What the companies don’t have is the content that drives the interest in giving. They’ve got these campaigns with a list of charities, but it doesn’t have the stories.
We just brought into our board the founder of Great Non-Profits. Part of our job is helping our charities understand how to leverage these new tools. How do you leverage Great Non-Profits just like a restaurant leverages Yelp? You can have people post. You can get engaged and have that discussion. Even if you don’t want to, you need to read what others are saying about you because it’s instant focus grouping.
But that then leads to the talent gap at the non-profit charity level. The charities that are investing in talent, which tend to be the small startups and the big brands—the ones in the middle who are really struggling to find the money to invest in talent.
Why is it so tough to get organizations in the middle on board?The big thing with large organizations like zoos and hospitals and museums is that most of them have a significant fee for service capacity that requires them to have already hired people who understand retail marketing using the internet. They have some degree of technical and outside expertise relevant to what they perceive to be the moneymaking side of their organizations opposed to the fundraising side that often gets underfunded and uses totally different platforms and different groups of people working on it.

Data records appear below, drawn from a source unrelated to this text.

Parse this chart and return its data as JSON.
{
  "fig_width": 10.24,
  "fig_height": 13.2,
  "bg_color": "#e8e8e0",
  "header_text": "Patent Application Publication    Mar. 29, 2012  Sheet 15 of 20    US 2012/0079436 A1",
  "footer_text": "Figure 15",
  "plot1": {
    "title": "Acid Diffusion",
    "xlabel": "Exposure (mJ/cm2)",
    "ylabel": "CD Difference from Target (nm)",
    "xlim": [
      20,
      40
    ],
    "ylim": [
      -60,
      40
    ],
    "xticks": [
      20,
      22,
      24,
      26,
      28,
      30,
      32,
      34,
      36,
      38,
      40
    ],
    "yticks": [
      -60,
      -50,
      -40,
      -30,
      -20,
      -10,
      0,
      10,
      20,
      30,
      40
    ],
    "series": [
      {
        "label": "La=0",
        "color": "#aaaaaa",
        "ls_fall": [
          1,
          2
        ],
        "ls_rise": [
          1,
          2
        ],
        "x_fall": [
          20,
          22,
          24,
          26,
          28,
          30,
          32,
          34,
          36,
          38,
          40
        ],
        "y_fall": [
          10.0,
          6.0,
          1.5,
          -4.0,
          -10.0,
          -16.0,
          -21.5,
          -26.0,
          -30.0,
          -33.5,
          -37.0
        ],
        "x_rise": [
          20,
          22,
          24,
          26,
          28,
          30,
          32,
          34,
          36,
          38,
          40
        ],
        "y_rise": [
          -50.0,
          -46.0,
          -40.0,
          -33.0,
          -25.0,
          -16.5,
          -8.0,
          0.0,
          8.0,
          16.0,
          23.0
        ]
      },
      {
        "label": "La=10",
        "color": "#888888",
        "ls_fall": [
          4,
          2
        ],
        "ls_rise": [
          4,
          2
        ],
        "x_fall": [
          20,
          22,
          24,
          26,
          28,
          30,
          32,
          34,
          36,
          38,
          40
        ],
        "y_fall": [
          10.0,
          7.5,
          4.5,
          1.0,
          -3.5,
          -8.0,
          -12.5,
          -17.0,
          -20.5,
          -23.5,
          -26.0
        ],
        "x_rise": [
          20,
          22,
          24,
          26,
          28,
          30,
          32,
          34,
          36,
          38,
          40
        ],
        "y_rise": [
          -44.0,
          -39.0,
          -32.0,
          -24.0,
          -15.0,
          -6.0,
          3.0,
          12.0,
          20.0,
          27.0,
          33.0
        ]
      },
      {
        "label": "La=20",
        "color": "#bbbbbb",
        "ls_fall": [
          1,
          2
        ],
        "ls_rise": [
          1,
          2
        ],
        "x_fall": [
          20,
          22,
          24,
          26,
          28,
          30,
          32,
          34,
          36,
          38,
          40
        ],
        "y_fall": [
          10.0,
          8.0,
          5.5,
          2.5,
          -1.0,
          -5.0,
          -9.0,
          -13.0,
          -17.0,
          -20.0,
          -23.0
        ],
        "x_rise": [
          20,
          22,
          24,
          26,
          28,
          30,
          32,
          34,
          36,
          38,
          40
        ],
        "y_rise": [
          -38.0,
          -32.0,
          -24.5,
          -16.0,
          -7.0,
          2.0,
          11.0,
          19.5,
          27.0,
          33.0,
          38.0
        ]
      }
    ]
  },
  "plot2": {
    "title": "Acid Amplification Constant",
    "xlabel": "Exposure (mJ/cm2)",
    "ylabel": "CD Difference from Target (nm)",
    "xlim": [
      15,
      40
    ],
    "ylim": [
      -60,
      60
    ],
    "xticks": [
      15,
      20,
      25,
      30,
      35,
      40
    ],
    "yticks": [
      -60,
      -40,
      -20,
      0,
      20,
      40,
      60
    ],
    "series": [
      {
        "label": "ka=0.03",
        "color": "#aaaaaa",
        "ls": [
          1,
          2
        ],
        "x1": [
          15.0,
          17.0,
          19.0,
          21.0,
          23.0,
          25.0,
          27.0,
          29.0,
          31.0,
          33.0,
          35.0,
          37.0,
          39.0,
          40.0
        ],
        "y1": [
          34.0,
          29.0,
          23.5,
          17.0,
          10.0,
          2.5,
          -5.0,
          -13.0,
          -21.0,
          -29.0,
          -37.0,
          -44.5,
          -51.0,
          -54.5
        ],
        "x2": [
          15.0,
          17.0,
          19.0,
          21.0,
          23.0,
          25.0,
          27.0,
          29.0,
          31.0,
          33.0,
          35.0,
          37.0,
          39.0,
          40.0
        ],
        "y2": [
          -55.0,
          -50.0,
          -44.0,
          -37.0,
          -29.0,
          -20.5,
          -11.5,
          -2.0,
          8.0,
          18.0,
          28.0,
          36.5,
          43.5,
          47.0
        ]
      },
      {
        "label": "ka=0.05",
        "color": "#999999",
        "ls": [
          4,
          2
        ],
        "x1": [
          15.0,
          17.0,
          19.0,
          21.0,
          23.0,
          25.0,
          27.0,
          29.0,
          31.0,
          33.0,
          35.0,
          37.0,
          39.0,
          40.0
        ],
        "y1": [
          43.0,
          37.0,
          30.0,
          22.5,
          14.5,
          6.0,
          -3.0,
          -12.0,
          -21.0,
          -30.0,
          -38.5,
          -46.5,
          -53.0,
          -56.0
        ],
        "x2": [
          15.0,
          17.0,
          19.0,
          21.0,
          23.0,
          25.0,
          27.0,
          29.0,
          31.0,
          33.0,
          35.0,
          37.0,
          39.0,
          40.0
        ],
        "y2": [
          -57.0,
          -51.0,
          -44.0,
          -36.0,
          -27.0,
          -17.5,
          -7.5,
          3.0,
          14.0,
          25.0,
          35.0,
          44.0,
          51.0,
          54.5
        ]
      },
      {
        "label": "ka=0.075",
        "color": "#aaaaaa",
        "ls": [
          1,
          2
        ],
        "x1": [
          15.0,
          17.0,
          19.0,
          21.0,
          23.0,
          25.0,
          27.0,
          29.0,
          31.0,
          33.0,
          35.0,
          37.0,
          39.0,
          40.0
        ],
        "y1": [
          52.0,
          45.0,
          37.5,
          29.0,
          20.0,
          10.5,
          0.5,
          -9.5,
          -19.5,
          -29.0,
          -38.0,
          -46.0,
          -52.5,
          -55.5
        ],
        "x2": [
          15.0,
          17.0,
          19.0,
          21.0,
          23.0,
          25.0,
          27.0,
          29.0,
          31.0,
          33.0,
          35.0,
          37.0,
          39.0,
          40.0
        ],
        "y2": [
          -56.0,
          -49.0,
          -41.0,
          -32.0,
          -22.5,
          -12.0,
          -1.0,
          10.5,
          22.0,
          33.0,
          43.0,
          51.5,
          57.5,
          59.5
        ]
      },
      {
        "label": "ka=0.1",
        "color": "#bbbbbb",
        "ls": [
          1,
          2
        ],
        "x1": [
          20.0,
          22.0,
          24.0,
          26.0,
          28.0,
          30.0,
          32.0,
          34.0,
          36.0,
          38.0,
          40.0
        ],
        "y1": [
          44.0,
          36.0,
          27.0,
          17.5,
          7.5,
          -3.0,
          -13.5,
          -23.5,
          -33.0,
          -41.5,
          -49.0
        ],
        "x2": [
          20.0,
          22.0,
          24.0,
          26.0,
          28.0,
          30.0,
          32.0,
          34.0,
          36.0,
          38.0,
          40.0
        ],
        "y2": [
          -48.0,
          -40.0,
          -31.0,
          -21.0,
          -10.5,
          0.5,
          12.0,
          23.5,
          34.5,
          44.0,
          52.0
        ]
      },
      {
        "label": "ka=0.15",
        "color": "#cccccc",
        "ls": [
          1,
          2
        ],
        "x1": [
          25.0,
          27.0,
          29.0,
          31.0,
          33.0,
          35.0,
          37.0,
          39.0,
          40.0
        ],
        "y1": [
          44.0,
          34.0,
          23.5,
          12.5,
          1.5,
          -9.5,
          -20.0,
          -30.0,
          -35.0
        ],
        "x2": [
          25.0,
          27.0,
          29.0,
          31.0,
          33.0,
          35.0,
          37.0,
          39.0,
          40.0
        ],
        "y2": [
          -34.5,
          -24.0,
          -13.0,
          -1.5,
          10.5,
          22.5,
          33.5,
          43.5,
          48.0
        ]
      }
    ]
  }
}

The groups who have co-mingled that have been highly successful. Groups like AARP and National Geographic have services within their functions. They have cross-functionality between the lines of their functions and that’s the difference shown by the big organizations with big resources.
These small organizations have somebody’s brother who created their website and they link it to network for good as their going site and they think that they’ve hit the Taj Mahal of social media and millennials.